San Samuele is a church in Venice, northern Italy. It is located in the eponymous campo near Palazzo Grassi and Palazzo Malipiero. The facade is set back on the campo, but faces and is visible from the Grand Canal. It is named after the Biblical Samuel, because in the interior are housed relics traditionally attributed to him.

The church was built around 1000 by the families Boldù and Soranzo. In the early 12th centuries it was destroyed by two fires and then reconstructed. In 1685, it was again almost entirely rebuilt. The portico on the façade, now closed, is surmounted by a loggia added in 1952.

The interior, over the high altar, houses a 14th-century crucifix attributed to Paolo Veneziano.

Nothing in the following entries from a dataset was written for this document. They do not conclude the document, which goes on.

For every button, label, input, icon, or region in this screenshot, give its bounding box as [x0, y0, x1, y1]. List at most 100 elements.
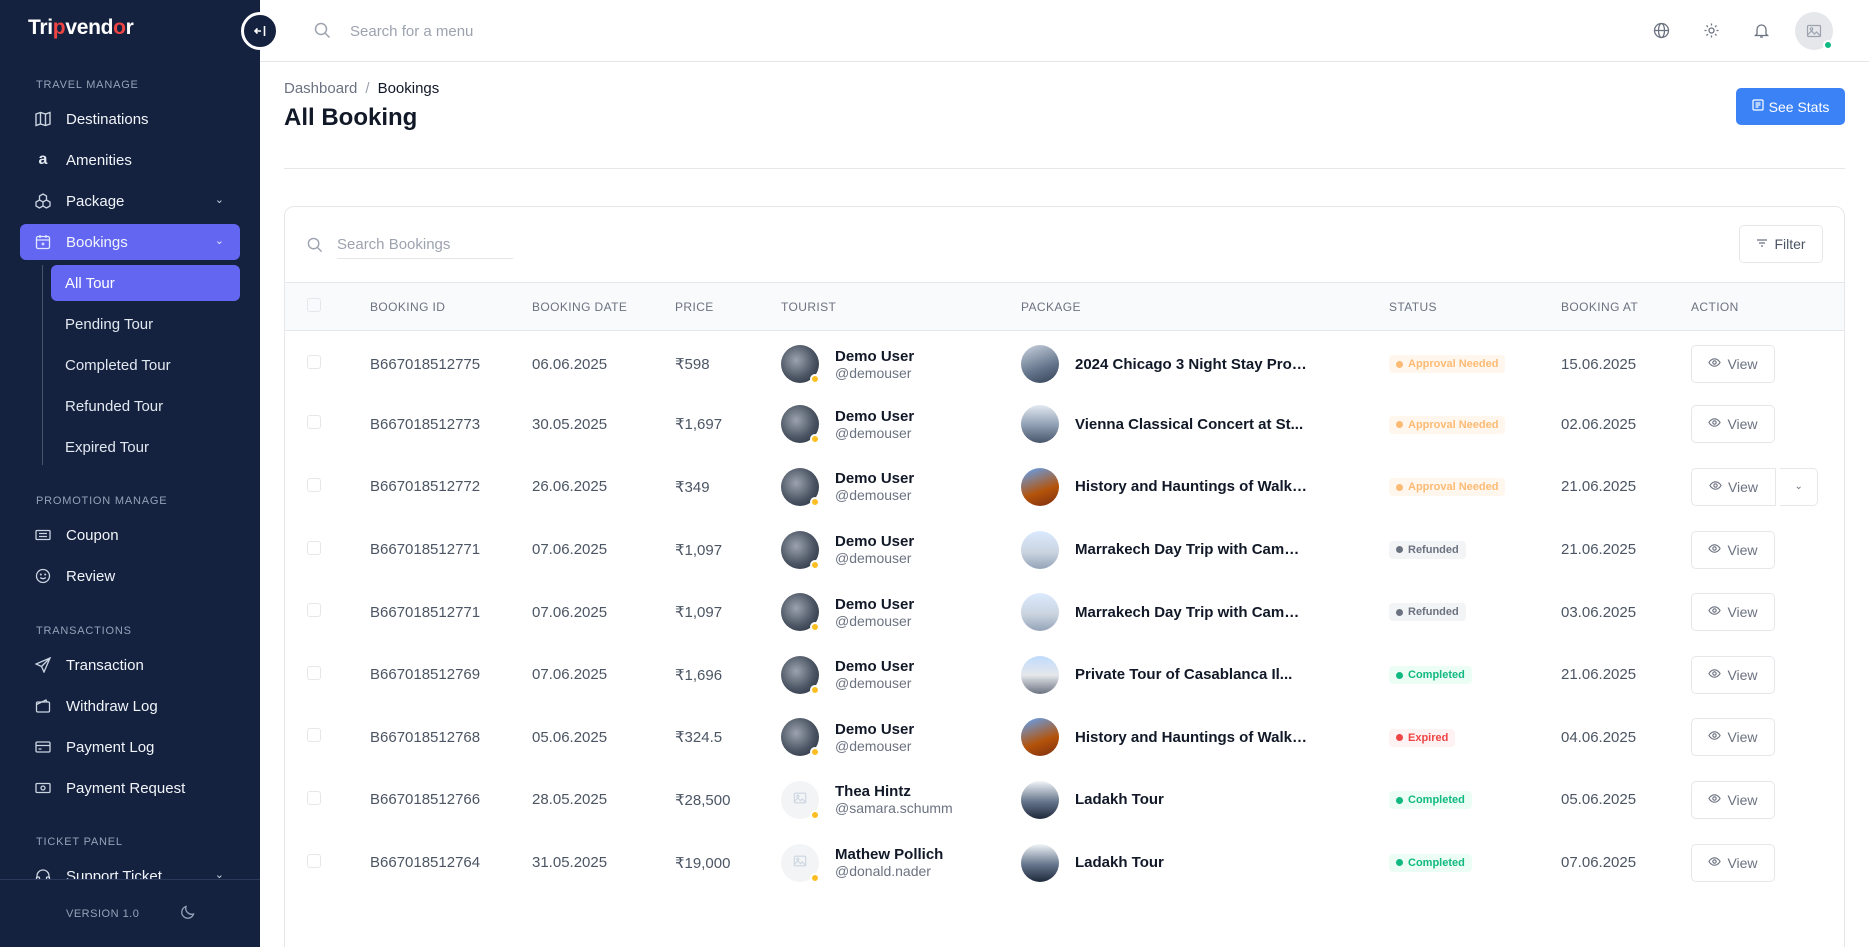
- gear-icon[interactable]: [1701, 20, 1721, 40]
- view-label: View: [1727, 729, 1758, 746]
- package-cell[interactable]: Marrakech Day Trip with Camel...: [1021, 530, 1389, 569]
- breadcrumb-dashboard[interactable]: Dashboard: [284, 80, 358, 97]
- sidebar-item-payment-request[interactable]: Payment Request: [20, 770, 240, 806]
- sidebar-item-label: Coupon: [66, 526, 119, 544]
- sidebar-subitem-expired-tour[interactable]: Expired Tour: [65, 438, 149, 456]
- sidebar-item-coupon[interactable]: Coupon: [20, 517, 240, 553]
- see-stats-button[interactable]: See Stats: [1736, 88, 1845, 125]
- menu-search-input[interactable]: [350, 18, 750, 44]
- moon-icon[interactable]: [180, 904, 196, 925]
- tourist-cell[interactable]: Demo User @demouser: [781, 593, 1021, 633]
- package-cell[interactable]: Ladakh Tour: [1021, 780, 1389, 819]
- package-cell[interactable]: Private Tour of Casablanca Il...: [1021, 655, 1389, 694]
- row-actions-dropdown[interactable]: ⌄: [1780, 467, 1819, 506]
- booking-at: 02.06.2025: [1561, 415, 1637, 433]
- view-button[interactable]: View: [1691, 843, 1775, 882]
- view-button[interactable]: View: [1691, 780, 1775, 819]
- view-button[interactable]: View: [1691, 718, 1775, 757]
- table-row[interactable]: B667018512766 28.05.2025 ₹28,500 Thea Hi…: [285, 769, 1844, 832]
- package-cell[interactable]: Vienna Classical Concert at St...: [1021, 405, 1389, 444]
- eye-icon: [1708, 792, 1722, 808]
- row-checkbox[interactable]: [307, 790, 321, 805]
- sidebar-subitem-all-tour[interactable]: All Tour: [51, 265, 240, 301]
- table-row[interactable]: B667018512771 07.06.2025 ₹1,097 Demo Use…: [285, 518, 1844, 581]
- status-dot: [810, 374, 820, 385]
- tourist-cell[interactable]: Mathew Pollich @donald.nader: [781, 843, 1021, 883]
- sidebar-item-withdraw-log[interactable]: Withdraw Log: [20, 688, 240, 724]
- collapse-sidebar-button[interactable]: [241, 12, 279, 50]
- tourist-cell[interactable]: Demo User @demouser: [781, 718, 1021, 758]
- package-cell[interactable]: History and Hauntings of Walki...: [1021, 467, 1389, 506]
- row-checkbox[interactable]: [307, 728, 321, 743]
- column-booking-at[interactable]: BOOKING AT: [1561, 299, 1639, 314]
- status-badge-label: Completed: [1408, 856, 1465, 869]
- sidebar-item-transaction[interactable]: Transaction: [20, 647, 240, 683]
- column-status[interactable]: STATUS: [1389, 299, 1437, 314]
- row-checkbox[interactable]: [307, 603, 321, 618]
- column-package[interactable]: PACKAGE: [1021, 299, 1081, 314]
- sidebar-item-bookings[interactable]: Bookings ⌄: [20, 224, 240, 260]
- row-checkbox[interactable]: [307, 355, 321, 370]
- sidebar-subitem-refunded-tour[interactable]: Refunded Tour: [65, 397, 164, 415]
- smile-icon: [34, 567, 52, 585]
- column-price[interactable]: PRICE: [675, 299, 714, 314]
- tourist-name: Demo User: [835, 407, 915, 425]
- view-button[interactable]: View: [1691, 345, 1775, 384]
- sidebar-item-review[interactable]: Review: [20, 558, 240, 594]
- view-label: View: [1727, 666, 1758, 683]
- tourist-cell[interactable]: Thea Hintz @samara.schumm: [781, 780, 1021, 820]
- table-row[interactable]: B667018512769 07.06.2025 ₹1,696 Demo Use…: [285, 643, 1844, 706]
- globe-icon[interactable]: [1651, 20, 1671, 40]
- column-action: ACTION: [1691, 299, 1739, 314]
- tourist-cell[interactable]: Demo User @demouser: [781, 467, 1021, 507]
- status-badge: Completed: [1389, 666, 1472, 685]
- sidebar-item-label: Payment Log: [66, 738, 155, 756]
- column-booking-date[interactable]: BOOKING DATE: [532, 299, 628, 314]
- package-cell[interactable]: 2024 Chicago 3 Night Stay Prog...: [1021, 345, 1389, 384]
- row-checkbox[interactable]: [307, 415, 321, 430]
- sidebar-subitem-pending-tour[interactable]: Pending Tour: [65, 315, 154, 333]
- package-cell[interactable]: Marrakech Day Trip with Camel...: [1021, 593, 1389, 632]
- package-cell[interactable]: Ladakh Tour: [1021, 843, 1389, 882]
- booking-at: 21.06.2025: [1561, 478, 1637, 496]
- sidebar-item-amenities[interactable]: a Amenities: [20, 142, 240, 178]
- view-button[interactable]: View: [1691, 593, 1775, 632]
- app-logo[interactable]: Tripvendor: [28, 16, 134, 39]
- view-button[interactable]: View: [1691, 530, 1775, 569]
- bookings-search-input[interactable]: [337, 231, 513, 259]
- row-checkbox[interactable]: [307, 665, 321, 680]
- bell-icon[interactable]: [1751, 20, 1771, 40]
- booking-date: 06.06.2025: [532, 355, 608, 373]
- status-badge-label: Approval Needed: [1408, 481, 1499, 494]
- row-checkbox[interactable]: [307, 477, 321, 492]
- view-button[interactable]: View: [1691, 655, 1775, 694]
- table-row[interactable]: B667018512764 31.05.2025 ₹19,000 Mathew …: [285, 831, 1844, 894]
- view-button[interactable]: View: [1691, 467, 1776, 506]
- tourist-cell[interactable]: Demo User @demouser: [781, 405, 1021, 445]
- sidebar-item-destinations[interactable]: Destinations: [20, 101, 240, 137]
- column-booking-id[interactable]: BOOKING ID: [370, 299, 446, 314]
- row-checkbox[interactable]: [307, 540, 321, 555]
- status-badge: Refunded: [1389, 603, 1466, 622]
- credit-card-icon: [34, 738, 52, 756]
- table-row[interactable]: B667018512768 05.06.2025 ₹324.5 Demo Use…: [285, 706, 1844, 769]
- table-row[interactable]: B667018512773 30.05.2025 ₹1,697 Demo Use…: [285, 393, 1844, 456]
- table-row[interactable]: B667018512771 07.06.2025 ₹1,097 Demo Use…: [285, 581, 1844, 644]
- sidebar: Tripvendor TRAVEL MANAGE Destinations a …: [0, 0, 260, 947]
- package-cell[interactable]: History and Hauntings of Walki...: [1021, 718, 1389, 757]
- table-row[interactable]: B667018512775 06.06.2025 ₹598 Demo User …: [285, 331, 1844, 394]
- sidebar-item-package[interactable]: Package ⌄: [20, 183, 240, 219]
- row-checkbox[interactable]: [307, 853, 321, 868]
- status-badge-label: Completed: [1408, 794, 1465, 807]
- filter-button[interactable]: Filter: [1739, 225, 1823, 263]
- tourist-cell[interactable]: Demo User @demouser: [781, 655, 1021, 695]
- tourist-cell[interactable]: Demo User @demouser: [781, 530, 1021, 570]
- view-button[interactable]: View: [1691, 405, 1775, 444]
- table-row[interactable]: B667018512772 26.06.2025 ₹349 Demo User …: [285, 456, 1844, 519]
- sidebar-item-payment-log[interactable]: Payment Log: [20, 729, 240, 765]
- sidebar-subitem-completed-tour[interactable]: Completed Tour: [65, 356, 171, 374]
- column-tourist[interactable]: TOURIST: [781, 299, 837, 314]
- select-all-checkbox[interactable]: [307, 298, 321, 312]
- tourist-cell[interactable]: Demo User @demouser: [781, 345, 1021, 385]
- tourist-avatar: [781, 718, 820, 758]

San Samuele bears the distinction of being one of only a handful of Roman Catholic churches dedicated to an Old Testament figure. It is also unique in that its late-Gothic apse has remained intact despite the restructuring of its nave and façade in 1685.

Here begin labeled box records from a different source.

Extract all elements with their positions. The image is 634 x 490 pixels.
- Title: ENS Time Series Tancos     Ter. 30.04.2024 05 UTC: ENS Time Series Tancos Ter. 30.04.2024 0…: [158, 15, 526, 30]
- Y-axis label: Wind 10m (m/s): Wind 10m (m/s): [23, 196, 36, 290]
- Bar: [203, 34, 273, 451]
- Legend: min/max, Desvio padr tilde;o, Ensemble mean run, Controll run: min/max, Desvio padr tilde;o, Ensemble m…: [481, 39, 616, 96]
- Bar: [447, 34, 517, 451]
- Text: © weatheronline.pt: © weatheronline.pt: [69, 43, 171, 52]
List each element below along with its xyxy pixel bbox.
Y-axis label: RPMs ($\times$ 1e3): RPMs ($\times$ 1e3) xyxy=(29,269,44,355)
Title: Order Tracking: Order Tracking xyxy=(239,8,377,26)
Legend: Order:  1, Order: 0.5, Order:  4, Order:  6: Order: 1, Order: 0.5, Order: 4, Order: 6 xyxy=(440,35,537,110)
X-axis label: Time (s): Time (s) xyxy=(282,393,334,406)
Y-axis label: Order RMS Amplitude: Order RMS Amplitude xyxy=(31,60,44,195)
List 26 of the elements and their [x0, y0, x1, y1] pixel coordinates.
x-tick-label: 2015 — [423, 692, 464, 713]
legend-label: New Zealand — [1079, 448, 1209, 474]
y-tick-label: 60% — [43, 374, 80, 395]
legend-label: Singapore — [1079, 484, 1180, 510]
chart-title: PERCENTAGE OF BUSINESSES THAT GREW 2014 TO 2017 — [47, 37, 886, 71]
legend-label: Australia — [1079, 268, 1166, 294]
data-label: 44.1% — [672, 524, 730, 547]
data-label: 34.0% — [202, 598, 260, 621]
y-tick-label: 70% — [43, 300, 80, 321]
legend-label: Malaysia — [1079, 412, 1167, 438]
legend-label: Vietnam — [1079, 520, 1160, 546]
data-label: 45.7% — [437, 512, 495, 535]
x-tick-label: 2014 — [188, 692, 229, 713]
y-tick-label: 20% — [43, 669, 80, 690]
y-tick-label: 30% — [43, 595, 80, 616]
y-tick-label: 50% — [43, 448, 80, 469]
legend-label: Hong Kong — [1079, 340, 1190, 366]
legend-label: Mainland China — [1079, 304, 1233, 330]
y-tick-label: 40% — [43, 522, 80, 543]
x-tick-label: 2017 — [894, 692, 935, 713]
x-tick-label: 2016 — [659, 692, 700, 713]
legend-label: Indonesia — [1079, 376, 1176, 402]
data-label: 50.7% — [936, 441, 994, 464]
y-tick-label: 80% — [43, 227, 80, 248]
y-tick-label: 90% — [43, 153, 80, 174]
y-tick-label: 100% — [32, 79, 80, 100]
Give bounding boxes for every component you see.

The walls and vaults of this apse have been restored starting in 1999, and are one of the few surviving fresco cycles of the early Venetian Renaissance. The cycle depicts eight Sibyls, Greek and Roman female seers who were believed to have predicted events in the life of Christ such as the Annunciation, the Crucifixion and the Resurrection. The ceiling's quadripartite vault features Saints Jerome, Augustine, Ambrose and Gregory, the four fathers of the Western church, set in roundels and surrounded by inscriptions, decorative foliage, and putti bearing the instruments of the Passion. Above the high altar, the frescoes occupying the spaces between the ribs of the cupola feature Christ and the four Evangelists Matthew, Mark, Luke and John. The cycle has traditionally been attributed to the Paduan or Bolognese school.